Commanders and leaders
- William Williams: Thomas Ross

Strength
- 1 Privateer (16 guns) British report: 130 men American report: 90 men: 1 Brig unknown

Casualties and losses
- British report: 33 killed and wounded American report: 1 killed, 2 wounded: 8 killed; 10 wounded 1 Brig captured

= Battle off Halifax (1780) =

1782 battle

The Battle off Halifax took place on 10 July 1780 during the American Revolutionary War. The British privateer Resolution fought the American privateer Viper and heavy casualties were suffered by both sides. The battle was "one of the bloodiest battles in the history of privateering.... a loss of 51 lives in a single battle was virtually unheard of."

==Background==
During the American Revolution, Americans regularly attacked Nova Scotia by land and sea.

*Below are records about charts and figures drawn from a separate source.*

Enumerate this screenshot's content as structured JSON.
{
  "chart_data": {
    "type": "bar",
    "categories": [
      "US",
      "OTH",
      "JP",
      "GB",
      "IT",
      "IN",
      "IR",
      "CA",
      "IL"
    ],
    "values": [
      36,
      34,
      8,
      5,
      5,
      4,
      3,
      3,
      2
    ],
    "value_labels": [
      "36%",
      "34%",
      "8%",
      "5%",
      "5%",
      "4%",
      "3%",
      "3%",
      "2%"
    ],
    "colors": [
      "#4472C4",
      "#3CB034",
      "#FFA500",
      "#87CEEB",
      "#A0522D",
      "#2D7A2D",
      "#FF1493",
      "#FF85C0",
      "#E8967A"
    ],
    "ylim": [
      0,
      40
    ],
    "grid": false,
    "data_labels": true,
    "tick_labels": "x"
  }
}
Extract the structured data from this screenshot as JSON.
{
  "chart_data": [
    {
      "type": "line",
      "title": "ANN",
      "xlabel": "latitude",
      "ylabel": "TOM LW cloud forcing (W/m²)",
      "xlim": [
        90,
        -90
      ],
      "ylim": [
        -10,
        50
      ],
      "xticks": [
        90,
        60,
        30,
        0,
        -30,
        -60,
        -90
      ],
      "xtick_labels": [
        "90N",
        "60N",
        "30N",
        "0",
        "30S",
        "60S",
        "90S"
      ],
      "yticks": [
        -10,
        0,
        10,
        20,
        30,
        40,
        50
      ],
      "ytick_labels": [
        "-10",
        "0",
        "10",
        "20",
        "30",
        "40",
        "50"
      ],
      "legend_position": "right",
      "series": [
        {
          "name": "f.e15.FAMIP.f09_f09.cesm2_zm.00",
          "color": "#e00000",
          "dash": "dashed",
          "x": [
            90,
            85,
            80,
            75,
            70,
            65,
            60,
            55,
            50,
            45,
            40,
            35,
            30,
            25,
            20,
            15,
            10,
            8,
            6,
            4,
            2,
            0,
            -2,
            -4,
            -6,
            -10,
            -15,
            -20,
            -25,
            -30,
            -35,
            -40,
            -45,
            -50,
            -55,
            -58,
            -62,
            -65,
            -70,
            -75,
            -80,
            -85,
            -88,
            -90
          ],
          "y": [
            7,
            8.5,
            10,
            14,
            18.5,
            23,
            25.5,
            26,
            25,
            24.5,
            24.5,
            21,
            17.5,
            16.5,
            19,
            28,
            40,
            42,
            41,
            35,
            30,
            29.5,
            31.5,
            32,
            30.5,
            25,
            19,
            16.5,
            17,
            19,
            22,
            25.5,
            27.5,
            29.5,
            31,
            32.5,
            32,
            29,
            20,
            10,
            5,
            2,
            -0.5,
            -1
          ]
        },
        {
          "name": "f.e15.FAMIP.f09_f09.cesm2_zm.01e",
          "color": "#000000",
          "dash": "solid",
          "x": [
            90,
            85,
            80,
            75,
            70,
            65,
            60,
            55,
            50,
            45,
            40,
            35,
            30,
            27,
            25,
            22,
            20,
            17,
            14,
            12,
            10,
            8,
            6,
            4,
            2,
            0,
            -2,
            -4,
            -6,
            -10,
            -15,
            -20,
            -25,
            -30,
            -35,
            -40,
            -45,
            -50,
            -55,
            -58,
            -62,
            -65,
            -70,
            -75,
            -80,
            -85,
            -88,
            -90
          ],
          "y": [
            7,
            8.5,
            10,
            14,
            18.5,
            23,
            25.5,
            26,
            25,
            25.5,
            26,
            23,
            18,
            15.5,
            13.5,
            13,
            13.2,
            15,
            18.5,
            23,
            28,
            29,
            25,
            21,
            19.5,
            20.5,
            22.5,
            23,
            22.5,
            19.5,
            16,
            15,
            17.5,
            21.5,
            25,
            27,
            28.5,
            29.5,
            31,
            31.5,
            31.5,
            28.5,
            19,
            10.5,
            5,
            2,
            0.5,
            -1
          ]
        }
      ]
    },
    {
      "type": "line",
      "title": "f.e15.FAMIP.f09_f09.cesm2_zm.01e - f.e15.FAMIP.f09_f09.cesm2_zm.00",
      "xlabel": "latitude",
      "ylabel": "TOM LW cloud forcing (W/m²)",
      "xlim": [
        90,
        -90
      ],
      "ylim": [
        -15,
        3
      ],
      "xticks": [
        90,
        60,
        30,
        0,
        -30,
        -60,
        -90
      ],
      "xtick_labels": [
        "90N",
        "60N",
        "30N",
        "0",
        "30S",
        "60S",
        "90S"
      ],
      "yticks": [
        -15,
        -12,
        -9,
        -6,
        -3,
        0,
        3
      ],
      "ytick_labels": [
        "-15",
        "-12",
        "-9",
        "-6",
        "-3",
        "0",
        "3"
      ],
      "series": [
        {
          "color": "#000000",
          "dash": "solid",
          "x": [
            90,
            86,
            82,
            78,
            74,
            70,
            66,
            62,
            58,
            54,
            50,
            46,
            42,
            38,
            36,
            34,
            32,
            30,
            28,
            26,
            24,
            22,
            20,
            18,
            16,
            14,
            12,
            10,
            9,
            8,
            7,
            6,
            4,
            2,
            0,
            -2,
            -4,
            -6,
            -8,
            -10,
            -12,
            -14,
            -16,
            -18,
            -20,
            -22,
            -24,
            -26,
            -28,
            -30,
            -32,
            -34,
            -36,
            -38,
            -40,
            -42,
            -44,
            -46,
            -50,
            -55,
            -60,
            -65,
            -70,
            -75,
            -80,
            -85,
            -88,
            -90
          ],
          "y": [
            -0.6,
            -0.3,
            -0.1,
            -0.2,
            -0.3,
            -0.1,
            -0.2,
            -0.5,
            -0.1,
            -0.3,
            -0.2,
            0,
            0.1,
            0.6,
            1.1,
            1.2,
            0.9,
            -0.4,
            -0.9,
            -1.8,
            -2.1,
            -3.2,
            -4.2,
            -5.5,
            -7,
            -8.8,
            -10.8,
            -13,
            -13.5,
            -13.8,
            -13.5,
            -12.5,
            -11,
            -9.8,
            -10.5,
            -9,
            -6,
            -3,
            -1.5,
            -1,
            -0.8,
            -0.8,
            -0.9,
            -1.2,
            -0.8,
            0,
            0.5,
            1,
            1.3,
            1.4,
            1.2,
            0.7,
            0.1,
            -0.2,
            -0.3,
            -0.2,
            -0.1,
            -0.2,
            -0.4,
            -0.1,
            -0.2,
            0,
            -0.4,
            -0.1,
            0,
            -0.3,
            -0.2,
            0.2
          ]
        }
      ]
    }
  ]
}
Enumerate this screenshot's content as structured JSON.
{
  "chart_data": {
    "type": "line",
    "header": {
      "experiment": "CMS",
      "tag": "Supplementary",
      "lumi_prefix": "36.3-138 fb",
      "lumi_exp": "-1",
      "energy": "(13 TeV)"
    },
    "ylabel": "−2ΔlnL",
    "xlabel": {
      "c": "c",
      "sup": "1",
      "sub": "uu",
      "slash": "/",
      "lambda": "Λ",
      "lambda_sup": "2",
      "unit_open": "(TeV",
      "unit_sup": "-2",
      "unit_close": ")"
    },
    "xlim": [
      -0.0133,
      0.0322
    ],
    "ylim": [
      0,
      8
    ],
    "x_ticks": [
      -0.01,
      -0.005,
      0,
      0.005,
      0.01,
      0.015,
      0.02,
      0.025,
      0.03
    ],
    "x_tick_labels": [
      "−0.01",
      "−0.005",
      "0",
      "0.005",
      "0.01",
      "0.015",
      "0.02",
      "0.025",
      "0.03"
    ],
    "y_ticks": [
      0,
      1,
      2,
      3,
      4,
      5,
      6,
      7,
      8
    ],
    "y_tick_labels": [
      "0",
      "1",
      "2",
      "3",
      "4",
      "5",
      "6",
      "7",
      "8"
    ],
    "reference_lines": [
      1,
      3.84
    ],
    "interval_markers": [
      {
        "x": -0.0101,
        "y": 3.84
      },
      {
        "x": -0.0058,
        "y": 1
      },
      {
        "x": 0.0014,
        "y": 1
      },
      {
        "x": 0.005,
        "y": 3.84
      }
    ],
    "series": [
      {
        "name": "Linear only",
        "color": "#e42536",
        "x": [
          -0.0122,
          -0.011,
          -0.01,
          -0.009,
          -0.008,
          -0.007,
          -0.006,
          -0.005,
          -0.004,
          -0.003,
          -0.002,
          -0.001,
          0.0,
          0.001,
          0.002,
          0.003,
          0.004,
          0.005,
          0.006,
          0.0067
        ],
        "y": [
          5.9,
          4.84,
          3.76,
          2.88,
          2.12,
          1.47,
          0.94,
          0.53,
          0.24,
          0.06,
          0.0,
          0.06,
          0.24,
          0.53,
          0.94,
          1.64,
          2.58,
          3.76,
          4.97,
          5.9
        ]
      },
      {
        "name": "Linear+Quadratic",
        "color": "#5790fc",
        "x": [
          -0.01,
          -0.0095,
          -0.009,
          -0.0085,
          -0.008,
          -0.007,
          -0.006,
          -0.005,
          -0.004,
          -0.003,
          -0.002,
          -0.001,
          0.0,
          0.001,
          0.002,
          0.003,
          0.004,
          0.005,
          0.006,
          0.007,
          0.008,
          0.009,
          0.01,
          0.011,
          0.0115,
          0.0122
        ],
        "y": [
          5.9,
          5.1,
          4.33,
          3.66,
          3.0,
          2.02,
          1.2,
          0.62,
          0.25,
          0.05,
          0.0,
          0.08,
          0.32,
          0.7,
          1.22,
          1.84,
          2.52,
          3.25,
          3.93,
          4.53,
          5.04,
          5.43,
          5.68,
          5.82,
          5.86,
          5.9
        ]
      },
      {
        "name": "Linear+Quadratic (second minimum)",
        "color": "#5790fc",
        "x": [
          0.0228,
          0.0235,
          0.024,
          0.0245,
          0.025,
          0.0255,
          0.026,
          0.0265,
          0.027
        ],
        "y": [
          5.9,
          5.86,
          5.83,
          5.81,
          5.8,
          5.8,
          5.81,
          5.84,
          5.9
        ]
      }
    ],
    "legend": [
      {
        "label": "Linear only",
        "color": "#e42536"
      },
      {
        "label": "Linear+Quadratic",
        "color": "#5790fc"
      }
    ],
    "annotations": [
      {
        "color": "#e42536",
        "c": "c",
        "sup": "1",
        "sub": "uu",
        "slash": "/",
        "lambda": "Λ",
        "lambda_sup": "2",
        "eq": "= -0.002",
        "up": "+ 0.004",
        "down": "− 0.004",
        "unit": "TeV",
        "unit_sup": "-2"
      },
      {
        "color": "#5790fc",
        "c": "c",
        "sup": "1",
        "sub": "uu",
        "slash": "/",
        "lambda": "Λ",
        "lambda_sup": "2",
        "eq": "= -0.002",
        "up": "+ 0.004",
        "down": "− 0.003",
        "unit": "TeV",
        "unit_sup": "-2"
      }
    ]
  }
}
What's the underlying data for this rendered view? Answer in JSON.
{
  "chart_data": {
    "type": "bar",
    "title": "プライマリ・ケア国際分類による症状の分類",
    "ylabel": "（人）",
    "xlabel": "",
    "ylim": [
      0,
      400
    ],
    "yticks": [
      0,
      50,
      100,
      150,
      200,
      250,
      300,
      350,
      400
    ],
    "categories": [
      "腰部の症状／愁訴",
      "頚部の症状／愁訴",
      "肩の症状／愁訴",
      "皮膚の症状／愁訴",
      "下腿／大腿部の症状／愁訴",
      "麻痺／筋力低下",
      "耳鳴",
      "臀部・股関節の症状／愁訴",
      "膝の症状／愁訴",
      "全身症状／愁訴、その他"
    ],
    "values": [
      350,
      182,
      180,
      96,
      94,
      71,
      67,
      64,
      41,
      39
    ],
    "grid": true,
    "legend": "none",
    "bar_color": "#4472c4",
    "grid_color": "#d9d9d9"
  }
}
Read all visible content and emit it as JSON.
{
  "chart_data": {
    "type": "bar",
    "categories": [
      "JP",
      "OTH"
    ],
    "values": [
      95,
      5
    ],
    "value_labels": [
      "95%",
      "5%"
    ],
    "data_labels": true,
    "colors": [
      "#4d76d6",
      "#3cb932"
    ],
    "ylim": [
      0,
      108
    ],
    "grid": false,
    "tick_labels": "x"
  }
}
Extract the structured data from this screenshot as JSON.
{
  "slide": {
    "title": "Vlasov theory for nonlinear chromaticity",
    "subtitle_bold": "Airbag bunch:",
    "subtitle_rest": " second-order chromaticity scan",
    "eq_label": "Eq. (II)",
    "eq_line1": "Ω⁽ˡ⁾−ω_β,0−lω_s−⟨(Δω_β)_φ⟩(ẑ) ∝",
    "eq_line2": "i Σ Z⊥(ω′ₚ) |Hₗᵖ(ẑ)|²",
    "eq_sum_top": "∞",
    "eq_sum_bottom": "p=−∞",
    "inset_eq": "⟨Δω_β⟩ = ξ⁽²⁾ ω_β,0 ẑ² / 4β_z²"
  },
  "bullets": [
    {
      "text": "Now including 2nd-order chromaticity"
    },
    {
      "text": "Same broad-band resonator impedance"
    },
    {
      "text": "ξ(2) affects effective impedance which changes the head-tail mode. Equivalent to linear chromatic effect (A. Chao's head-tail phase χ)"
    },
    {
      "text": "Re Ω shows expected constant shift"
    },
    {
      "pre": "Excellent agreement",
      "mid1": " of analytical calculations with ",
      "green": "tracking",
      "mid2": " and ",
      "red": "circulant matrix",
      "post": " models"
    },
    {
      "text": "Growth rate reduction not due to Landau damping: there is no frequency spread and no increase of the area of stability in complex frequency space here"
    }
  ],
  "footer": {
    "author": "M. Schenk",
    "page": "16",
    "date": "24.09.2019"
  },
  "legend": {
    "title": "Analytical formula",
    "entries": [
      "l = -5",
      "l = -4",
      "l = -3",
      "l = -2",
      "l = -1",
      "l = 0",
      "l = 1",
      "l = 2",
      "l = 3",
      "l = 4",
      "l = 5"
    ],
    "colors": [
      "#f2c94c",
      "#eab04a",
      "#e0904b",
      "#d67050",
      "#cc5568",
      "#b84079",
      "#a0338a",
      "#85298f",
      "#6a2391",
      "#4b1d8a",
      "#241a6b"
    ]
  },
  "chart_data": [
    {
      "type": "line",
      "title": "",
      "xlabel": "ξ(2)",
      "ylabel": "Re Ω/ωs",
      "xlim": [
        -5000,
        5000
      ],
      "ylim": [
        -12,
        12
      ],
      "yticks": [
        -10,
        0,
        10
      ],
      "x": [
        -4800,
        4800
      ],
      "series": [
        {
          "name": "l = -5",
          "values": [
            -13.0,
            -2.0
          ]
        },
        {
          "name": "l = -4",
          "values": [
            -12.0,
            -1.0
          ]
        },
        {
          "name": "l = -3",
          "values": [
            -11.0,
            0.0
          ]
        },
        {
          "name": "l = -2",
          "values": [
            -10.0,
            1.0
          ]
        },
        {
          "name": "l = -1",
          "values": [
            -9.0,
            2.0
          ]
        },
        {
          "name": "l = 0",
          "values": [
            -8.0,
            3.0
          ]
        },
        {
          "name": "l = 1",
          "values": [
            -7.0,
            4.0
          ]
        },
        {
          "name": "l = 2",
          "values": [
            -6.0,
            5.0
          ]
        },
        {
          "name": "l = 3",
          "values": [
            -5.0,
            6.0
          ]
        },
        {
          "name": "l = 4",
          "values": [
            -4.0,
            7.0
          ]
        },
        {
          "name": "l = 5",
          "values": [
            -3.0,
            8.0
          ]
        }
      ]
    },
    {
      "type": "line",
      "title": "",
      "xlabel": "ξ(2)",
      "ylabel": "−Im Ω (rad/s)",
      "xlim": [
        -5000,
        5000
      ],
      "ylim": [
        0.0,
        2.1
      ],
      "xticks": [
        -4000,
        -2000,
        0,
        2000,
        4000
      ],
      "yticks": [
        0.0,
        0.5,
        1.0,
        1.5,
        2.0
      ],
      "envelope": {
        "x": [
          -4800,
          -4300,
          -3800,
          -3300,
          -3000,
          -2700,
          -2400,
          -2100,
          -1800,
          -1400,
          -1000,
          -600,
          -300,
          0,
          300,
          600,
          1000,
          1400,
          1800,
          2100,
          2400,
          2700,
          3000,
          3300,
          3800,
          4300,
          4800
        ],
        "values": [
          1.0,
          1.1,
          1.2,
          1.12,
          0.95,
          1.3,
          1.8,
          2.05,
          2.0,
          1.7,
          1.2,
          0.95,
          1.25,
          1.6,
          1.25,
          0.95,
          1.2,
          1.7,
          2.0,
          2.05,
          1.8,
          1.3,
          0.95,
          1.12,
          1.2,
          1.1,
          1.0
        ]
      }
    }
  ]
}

American privateers devastated the maritime economy by raiding many of the coastal communities, such as the numerous raids on Liverpool and on Annapolis Royal. A few months before the Battle of Halifax, in December 1779 the schooner Hope wrecked near the Sambro Island Light on the Three Sisters Rocks. Captain Henry Baldwin and six other crew were killed. Weeks later, 170 British sailors were lost when two vessels - North and St Helena - were wrecked in a storm when entering Halifax harbour.

==Battle==
Just off Sambro Island Light, the American privateer Viper (22 guns, 130 men), under the command of William Williams took the British brig Resolution (16 guns) under the command of Captain Thomas Ross of Halifax. In the "hot engagement" for 90 minutes, the British had killed 8 and 10 wounded, while the American killed and wounded totalled 33 men. Both vessels were much disabled and the British surrendered.

==Aftermath==
American privateers remained a threat to Nova Scotian ports for the rest of the war. For example, after a failed attempt to raid Chester, Nova Scotia, American privateers struck again in the Raid on Lunenburg in 1782.